IDAcomboscores were calculated for all two-drug combinations of late-stage clinical drugs in CTRPv2 using all available cell lines for each drug combination. Darker blue squares represent higher comboscores and, therefore, greater predicted drug combination efficacies relative to the constituent monotherapies. Black boxes represent missing values, where efficacies could not be predicted for a combination. The first bar, farthest left on the right side of the heatmap, indicates whether or not that drug is currently used for cancer treatment, the second bar indicates what stage of clinical trials that drug has reached, and the third bar indicates if the known Csustained concentration for the drug was higher than the maximum tested concentration in CTRPv2 such that predictions had to be made with a lower than clinical concentration. The barplot on top of the heatmap indicates the average viability achieved using that drug as a monotherapy (full bar indicates 100% viability). Drugs that were not predicted to combine well with any other drugs (i.e. with a comboscore < 0.004) were excluded from this plot to improve readability, but a full heatmap with all late-stage clinical drugs can be found in the “IDACombo Paper” project on OSF (see “Methods” section). Colored outlines are used to highlight certain combinations according to the “Combinations of” legend in the bottom right. Source data are provided as a Source Data file.

Fig. 6. IDA-Combo predicts strong benefits for combinations of navitoclax and taxanes in EGFR-WT lung cancer.

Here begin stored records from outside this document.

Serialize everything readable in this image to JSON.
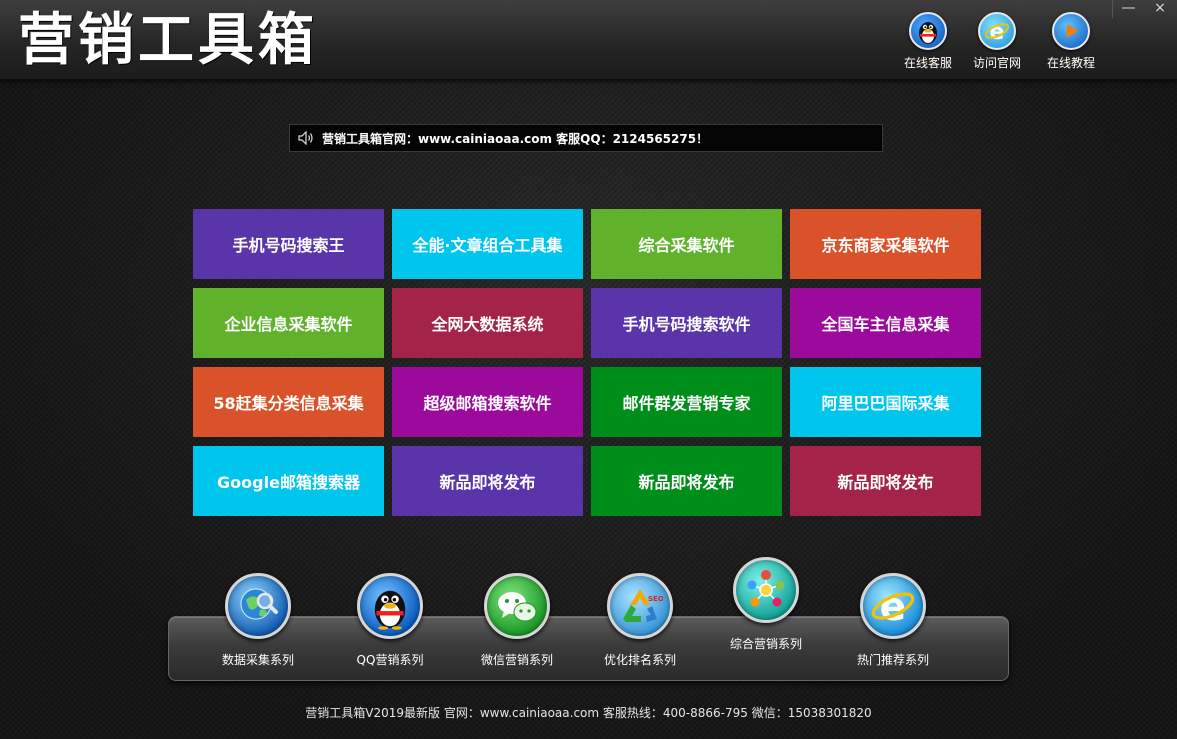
{
  "app": {
    "title": "营销工具箱"
  },
  "window": {
    "minimize": "—",
    "close": "×"
  },
  "header_buttons": [
    {
      "label": "在线客服",
      "icon": "qq-penguin-icon"
    },
    {
      "label": "访问官网",
      "icon": "ie-browser-icon"
    },
    {
      "label": "在线教程",
      "icon": "play-icon"
    }
  ],
  "notice": {
    "text": "营销工具箱官网：www.cainiaoaa.com 客服QQ：2124565275！",
    "icon": "speaker-icon"
  },
  "tiles": [
    {
      "label": "手机号码搜索王",
      "color": "#5a35a9"
    },
    {
      "label": "全能·文章组合工具集",
      "color": "#00c6ee"
    },
    {
      "label": "综合采集软件",
      "color": "#60b12b"
    },
    {
      "label": "京东商家采集软件",
      "color": "#d9522a"
    },
    {
      "label": "企业信息采集软件",
      "color": "#60b12b"
    },
    {
      "label": "全网大数据系统",
      "color": "#a32448"
    },
    {
      "label": "手机号码搜索软件",
      "color": "#5a35a9"
    },
    {
      "label": "全国车主信息采集",
      "color": "#9b0a9b"
    },
    {
      "label": "58赶集分类信息采集",
      "color": "#d9522a"
    },
    {
      "label": "超级邮箱搜索软件",
      "color": "#9b0a9b"
    },
    {
      "label": "邮件群发营销专家",
      "color": "#008e1a"
    },
    {
      "label": "阿里巴巴国际采集",
      "color": "#00c6ee"
    },
    {
      "label": "Google邮箱搜索器",
      "color": "#00c6ee"
    },
    {
      "label": "新品即将发布",
      "color": "#5a35a9"
    },
    {
      "label": "新品即将发布",
      "color": "#008e1a"
    },
    {
      "label": "新品即将发布",
      "color": "#a32448"
    }
  ],
  "dock": [
    {
      "label": "数据采集系列",
      "icon": "globe-search-icon"
    },
    {
      "label": "QQ营销系列",
      "icon": "qq-penguin-icon"
    },
    {
      "label": "微信营销系列",
      "icon": "wechat-icon"
    },
    {
      "label": "优化排名系列",
      "icon": "seo-recycle-icon"
    },
    {
      "label": "综合营销系列",
      "icon": "social-network-icon"
    },
    {
      "label": "热门推荐系列",
      "icon": "ie-browser-icon"
    }
  ],
  "footer": {
    "text": "营销工具箱V2019最新版 官网：www.cainiaoaa.com 客服热线：400-8866-795 微信：15038301820"
  }
}
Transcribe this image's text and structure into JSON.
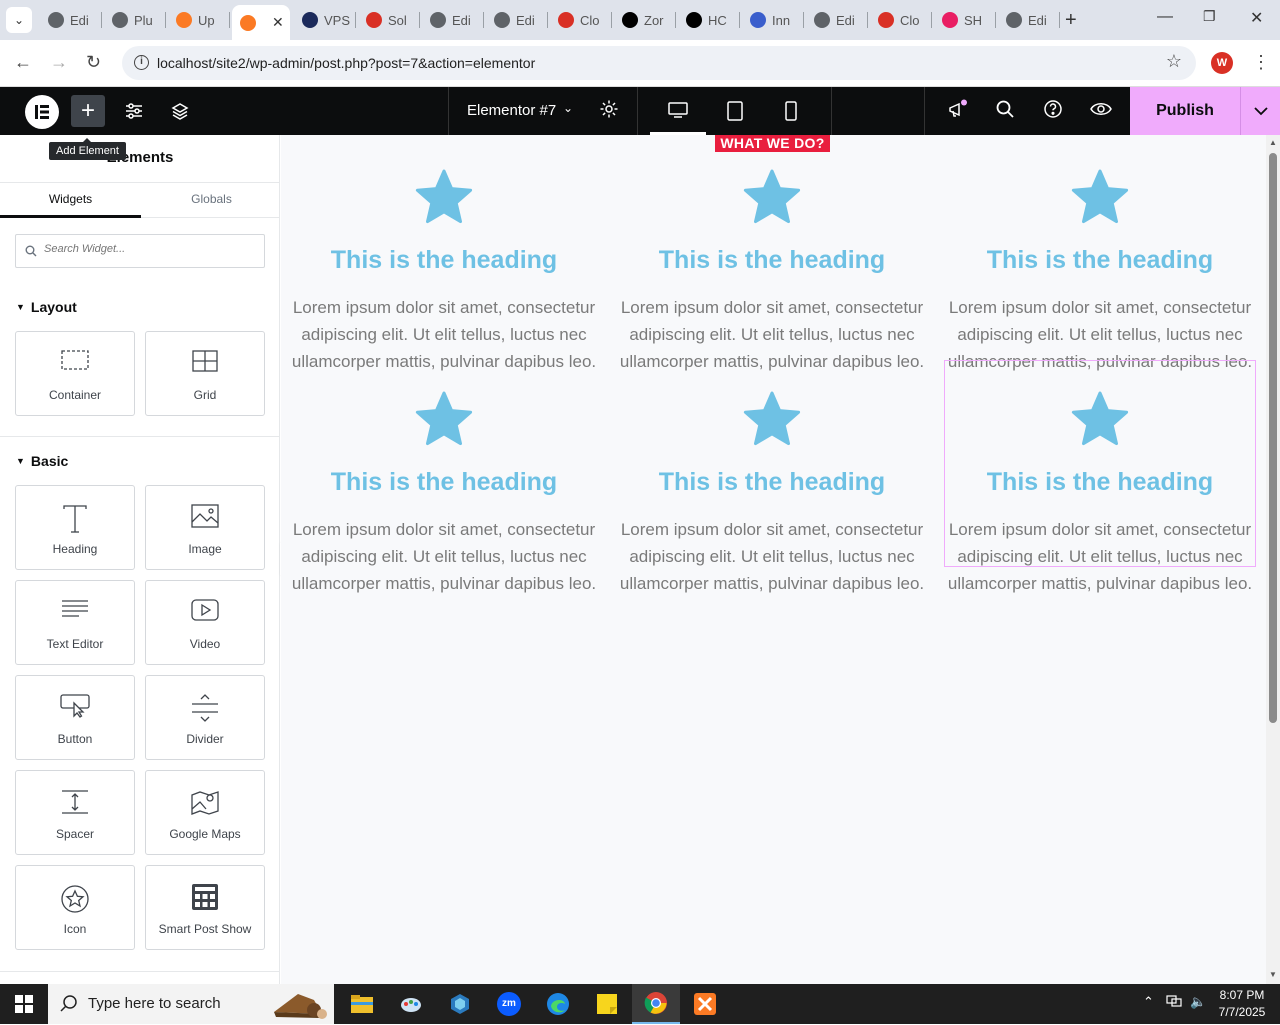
{
  "browser": {
    "tabs": [
      {
        "label": "Edi",
        "icon": "wordpress-icon",
        "color": "#5f6368"
      },
      {
        "label": "Plu",
        "icon": "wordpress-icon",
        "color": "#5f6368"
      },
      {
        "label": "Up",
        "icon": "xampp-icon",
        "color": "#fb7a24"
      },
      {
        "label": "",
        "icon": "xampp-icon",
        "color": "#fb7a24",
        "active": true
      },
      {
        "label": "VPS",
        "icon": "vps-icon",
        "color": "#1b2a5b"
      },
      {
        "label": "Sol",
        "icon": "solution-icon",
        "color": "#d93025"
      },
      {
        "label": "Edi",
        "icon": "wordpress-icon",
        "color": "#5f6368"
      },
      {
        "label": "Edi",
        "icon": "wordpress-icon",
        "color": "#5f6368"
      },
      {
        "label": "Clo",
        "icon": "cloud-icon",
        "color": "#d93025"
      },
      {
        "label": "Zor",
        "icon": "zoro-icon",
        "color": "#000000"
      },
      {
        "label": "HC",
        "icon": "openai-icon",
        "color": "#000000"
      },
      {
        "label": "Inn",
        "icon": "inn-icon",
        "color": "#3a5ecc"
      },
      {
        "label": "Edi",
        "icon": "wordpress-icon",
        "color": "#5f6368"
      },
      {
        "label": "Clo",
        "icon": "claude-icon",
        "color": "#d93025"
      },
      {
        "label": "SH",
        "icon": "sh-icon",
        "color": "#e91e63"
      },
      {
        "label": "Edi",
        "icon": "wordpress-icon",
        "color": "#5f6368"
      }
    ],
    "url": "localhost/site2/wp-admin/post.php?post=7&action=elementor",
    "profile_initial": "W"
  },
  "editor": {
    "document_title": "Elementor #7",
    "publish_label": "Publish",
    "tooltip": "Add Element",
    "accent": "#f0abfc"
  },
  "panel": {
    "title": "Elements",
    "tabs": [
      "Widgets",
      "Globals"
    ],
    "search_placeholder": "Search Widget...",
    "layout_label": "Layout",
    "basic_label": "Basic",
    "layout_widgets": [
      {
        "label": "Container",
        "icon": "container-icon"
      },
      {
        "label": "Grid",
        "icon": "grid-icon"
      }
    ],
    "basic_widgets": [
      {
        "label": "Heading",
        "icon": "heading-icon"
      },
      {
        "label": "Image",
        "icon": "image-icon"
      },
      {
        "label": "Text Editor",
        "icon": "text-editor-icon"
      },
      {
        "label": "Video",
        "icon": "video-icon"
      },
      {
        "label": "Button",
        "icon": "button-icon"
      },
      {
        "label": "Divider",
        "icon": "divider-icon"
      },
      {
        "label": "Spacer",
        "icon": "spacer-icon"
      },
      {
        "label": "Google Maps",
        "icon": "google-maps-icon"
      },
      {
        "label": "Icon",
        "icon": "icon-widget-icon"
      },
      {
        "label": "Smart Post Show",
        "icon": "smart-post-show-icon"
      }
    ]
  },
  "canvas": {
    "section_badge": "WHAT WE DO?",
    "boxes": [
      {
        "heading": "This is the heading",
        "text": "Lorem ipsum dolor sit amet, consectetur adipiscing elit. Ut elit tellus, luctus nec ullamcorper mattis, pulvinar dapibus leo."
      },
      {
        "heading": "This is the heading",
        "text": "Lorem ipsum dolor sit amet, consectetur adipiscing elit. Ut elit tellus, luctus nec ullamcorper mattis, pulvinar dapibus leo."
      },
      {
        "heading": "This is the heading",
        "text": "Lorem ipsum dolor sit amet, consectetur adipiscing elit. Ut elit tellus, luctus nec ullamcorper mattis, pulvinar dapibus leo."
      },
      {
        "heading": "This is the heading",
        "text": "Lorem ipsum dolor sit amet, consectetur adipiscing elit. Ut elit tellus, luctus nec ullamcorper mattis, pulvinar dapibus leo."
      },
      {
        "heading": "This is the heading",
        "text": "Lorem ipsum dolor sit amet, consectetur adipiscing elit. Ut elit tellus, luctus nec ullamcorper mattis, pulvinar dapibus leo."
      },
      {
        "heading": "This is the heading",
        "text": "Lorem ipsum dolor sit amet, consectetur adipiscing elit. Ut elit tellus, luctus nec ullamcorper mattis, pulvinar dapibus leo.",
        "selected": true
      }
    ],
    "heading_color": "#6ec1e4",
    "star_color": "#6ec1e4"
  },
  "taskbar": {
    "search_placeholder": "Type here to search",
    "time": "8:07 PM",
    "date": "7/7/2025"
  }
}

a An ordered bar plot of the IDA-comboscores predicted using EGFR-WT lung cancer cell lines for combinations of navitoclax with other drugs that have reached late-stage clinical trials. Each bar represents a different combination of navitoclax with another drug. b and c 3-D plots of measured and predicted average cell viabilities at different concentrations of navitoclax and docetaxel b or paclitaxel c. The gray plane represents the lowest average viability achievable with monotherapy. The red arrow represents the difference between the best observed monotherapy effect and the best predicted combination effect, which suggests that the combination therapy will reduce tumor cell viability below what is achievable with monotherapy alone. Source data are provided as a Source Data file.